Quando abbiamo visto per la prima volta l’immobile – un grande capannone industriale in Via de Reti, da anni non utilizzato – ci è apparsa l’immagine iconica della casa, e questo essere in grado di esprimere e rappresentare una delle immagini fondanti dell’abitare è stato il primo aspetto che ci ha attratto. Venivamo dopo quindici anni trascorsi in uno studio molto fascinoso in via Giulia, accanto a Palazzo Sacchetti, ed eravamo in cerca di una diversa spazialità, meno chiusa e delimitata come invece spesso accade negli edifici storici. Per questo, vedere la facciata-casa e poi, entrando, scoprire un’inusitata profondità e un tetto che vola alto sulla testa facendo intravedere il cielo, è stata davvero una rivelazione che ci ha ammaliato. Ma forse la scoperta più interessante è stata percepire quanto questo edificio fosse immerso in un pezzo di città di rara vitalità. Da questo punto di vista via Giulia rappresenta l’esatto opposto, con la sua nobile ma distaccata immagine che dichiara programmaticamente di non appartenerti. Qui no. Qui la città ti appartiene, e te lo fa sentire, e ti accoglie. Nei luoghi e nelle persone.

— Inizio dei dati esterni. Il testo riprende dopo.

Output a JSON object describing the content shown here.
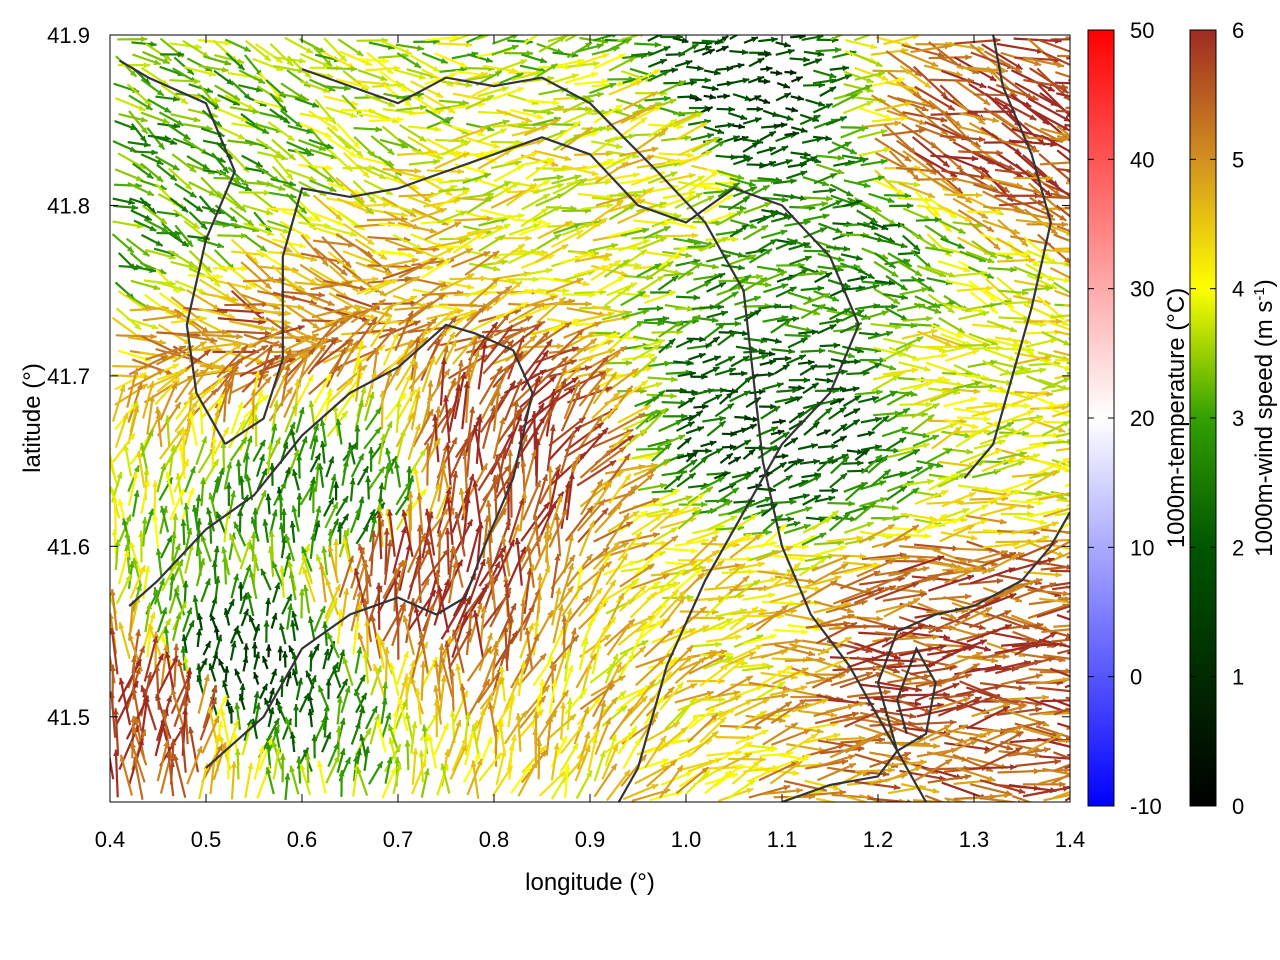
{
  "chart_data": {
    "type": "vector-field",
    "title": "",
    "xlabel": "longitude (°)",
    "ylabel": "latitude (°)",
    "xlim": [
      0.4,
      1.4
    ],
    "ylim": [
      41.45,
      41.9
    ],
    "x_ticks": [
      "0.4",
      "0.5",
      "0.6",
      "0.7",
      "0.8",
      "0.9",
      "1.0",
      "1.1",
      "1.2",
      "1.3",
      "1.4"
    ],
    "y_ticks": [
      "41.5",
      "41.6",
      "41.7",
      "41.8",
      "41.9"
    ],
    "grid": false,
    "colorbars": [
      {
        "label": "1000m-temperature (°C)",
        "ticks": [
          "-10",
          "0",
          "10",
          "20",
          "30",
          "40",
          "50"
        ],
        "range": [
          -10,
          50
        ],
        "colors": [
          "#0000ff",
          "#ffffff",
          "#ff0000"
        ]
      },
      {
        "label_main": "1000m-wind speed (m s",
        "label_sup": "-1",
        "label_end": ")",
        "ticks": [
          "0",
          "1",
          "2",
          "3",
          "4",
          "5",
          "6"
        ],
        "range": [
          0,
          6
        ],
        "colors": [
          "#000000",
          "#005500",
          "#33a000",
          "#ffff00",
          "#d29020",
          "#9e2a22"
        ]
      }
    ],
    "regions": [
      {
        "lon": 0.45,
        "lat": 41.5,
        "speed": 6.0
      },
      {
        "lon": 0.72,
        "lat": 41.58,
        "speed": 5.9
      },
      {
        "lon": 0.8,
        "lat": 41.65,
        "speed": 5.8
      },
      {
        "lon": 0.55,
        "lat": 41.73,
        "speed": 5.2
      },
      {
        "lon": 1.25,
        "lat": 41.54,
        "speed": 5.6
      },
      {
        "lon": 1.28,
        "lat": 41.85,
        "speed": 5.5
      },
      {
        "lon": 1.38,
        "lat": 41.86,
        "speed": 5.7
      },
      {
        "lon": 0.95,
        "lat": 41.83,
        "speed": 4.2
      },
      {
        "lon": 1.3,
        "lat": 41.7,
        "speed": 4.0
      },
      {
        "lon": 1.0,
        "lat": 41.55,
        "speed": 4.3
      },
      {
        "lon": 1.05,
        "lat": 41.86,
        "speed": 1.4
      },
      {
        "lon": 1.08,
        "lat": 41.67,
        "speed": 1.8
      },
      {
        "lon": 0.53,
        "lat": 41.52,
        "speed": 1.5
      },
      {
        "lon": 0.65,
        "lat": 41.62,
        "speed": 2.5
      },
      {
        "lon": 1.15,
        "lat": 41.78,
        "speed": 2.6
      },
      {
        "lon": 0.45,
        "lat": 41.8,
        "speed": 3.0
      }
    ],
    "vectors": [
      {
        "lon": 0.45,
        "lat": 41.5,
        "u": 0.1,
        "v": 1.0
      },
      {
        "lon": 0.75,
        "lat": 41.6,
        "u": 0.2,
        "v": 1.0
      },
      {
        "lon": 1.25,
        "lat": 41.54,
        "u": 1.0,
        "v": 0.05
      },
      {
        "lon": 1.3,
        "lat": 41.83,
        "u": 1.0,
        "v": -0.4
      },
      {
        "lon": 0.95,
        "lat": 41.8,
        "u": 1.0,
        "v": 0.2
      },
      {
        "lon": 1.05,
        "lat": 41.85,
        "u": 1.0,
        "v": 0.1
      },
      {
        "lon": 0.5,
        "lat": 41.82,
        "u": 0.8,
        "v": -0.4
      },
      {
        "lon": 1.05,
        "lat": 41.62,
        "u": 0.9,
        "v": 0.3
      },
      {
        "lon": 0.55,
        "lat": 41.55,
        "u": 0.0,
        "v": 1.0
      }
    ],
    "contours": [
      [
        [
          0.42,
          41.565
        ],
        [
          0.45,
          41.58
        ],
        [
          0.5,
          41.61
        ],
        [
          0.55,
          41.63
        ],
        [
          0.6,
          41.665
        ],
        [
          0.65,
          41.69
        ],
        [
          0.7,
          41.705
        ],
        [
          0.75,
          41.73
        ],
        [
          0.78,
          41.725
        ],
        [
          0.82,
          41.715
        ],
        [
          0.84,
          41.69
        ],
        [
          0.82,
          41.64
        ],
        [
          0.79,
          41.6
        ],
        [
          0.77,
          41.57
        ],
        [
          0.74,
          41.56
        ],
        [
          0.7,
          41.57
        ],
        [
          0.65,
          41.56
        ],
        [
          0.6,
          41.54
        ],
        [
          0.56,
          41.5
        ],
        [
          0.5,
          41.47
        ]
      ],
      [
        [
          0.52,
          41.66
        ],
        [
          0.49,
          41.69
        ],
        [
          0.48,
          41.73
        ],
        [
          0.5,
          41.78
        ],
        [
          0.53,
          41.82
        ],
        [
          0.5,
          41.86
        ],
        [
          0.44,
          41.875
        ],
        [
          0.41,
          41.885
        ]
      ],
      [
        [
          0.52,
          41.66
        ],
        [
          0.56,
          41.675
        ],
        [
          0.58,
          41.71
        ],
        [
          0.58,
          41.77
        ],
        [
          0.6,
          41.81
        ],
        [
          0.65,
          41.805
        ],
        [
          0.7,
          41.81
        ],
        [
          0.75,
          41.82
        ],
        [
          0.8,
          41.83
        ],
        [
          0.85,
          41.84
        ],
        [
          0.9,
          41.83
        ],
        [
          0.95,
          41.8
        ],
        [
          1.0,
          41.79
        ],
        [
          1.05,
          41.81
        ],
        [
          1.1,
          41.8
        ],
        [
          1.15,
          41.77
        ],
        [
          1.18,
          41.73
        ],
        [
          1.15,
          41.69
        ],
        [
          1.1,
          41.66
        ],
        [
          1.07,
          41.63
        ],
        [
          1.02,
          41.58
        ],
        [
          0.98,
          41.53
        ],
        [
          0.95,
          41.47
        ],
        [
          0.93,
          41.45
        ]
      ],
      [
        [
          0.6,
          41.88
        ],
        [
          0.65,
          41.87
        ],
        [
          0.7,
          41.86
        ],
        [
          0.75,
          41.875
        ],
        [
          0.8,
          41.87
        ],
        [
          0.85,
          41.875
        ],
        [
          0.9,
          41.86
        ],
        [
          0.97,
          41.82
        ],
        [
          1.02,
          41.79
        ],
        [
          1.06,
          41.75
        ],
        [
          1.07,
          41.7
        ],
        [
          1.08,
          41.65
        ],
        [
          1.1,
          41.6
        ],
        [
          1.13,
          41.56
        ],
        [
          1.17,
          41.53
        ],
        [
          1.2,
          41.5
        ],
        [
          1.23,
          41.47
        ],
        [
          1.25,
          41.45
        ]
      ],
      [
        [
          1.1,
          41.45
        ],
        [
          1.15,
          41.46
        ],
        [
          1.2,
          41.465
        ],
        [
          1.22,
          41.48
        ],
        [
          1.2,
          41.52
        ],
        [
          1.22,
          41.55
        ],
        [
          1.26,
          41.56
        ],
        [
          1.3,
          41.565
        ],
        [
          1.35,
          41.58
        ],
        [
          1.38,
          41.6
        ],
        [
          1.4,
          41.62
        ]
      ],
      [
        [
          1.22,
          41.48
        ],
        [
          1.25,
          41.49
        ],
        [
          1.26,
          41.52
        ],
        [
          1.24,
          41.54
        ],
        [
          1.22,
          41.51
        ],
        [
          1.23,
          41.49
        ]
      ],
      [
        [
          1.29,
          41.64
        ],
        [
          1.32,
          41.66
        ],
        [
          1.34,
          41.7
        ],
        [
          1.36,
          41.74
        ],
        [
          1.38,
          41.79
        ],
        [
          1.36,
          41.83
        ],
        [
          1.33,
          41.87
        ],
        [
          1.32,
          41.9
        ]
      ]
    ]
  }
}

Proprio questo ci ha convinto a voler trovare una relazione simbiotica con la città e a lavorare su un progetto di recupero e trasformazione che permettesse sia di disporre di spazi ampi e luminosi, dove far entrare la luce attraverso grandi lucernari e le facciate-vetrate che caratterizzano questa architettura, sia, soprattutto, permettere alla città stessa di entrare con eventi e incontri che a breve partiranno. Abbiamo insomma voluto immaginare non solo una nuova sede del nostro studio, ma un nuovo luogo per il quartiere, a cui ci auguriamo di poter offrire la nostra capacità di lettura e trasformazione attraverso uno scambio aperto, inclusivo e osmotico”.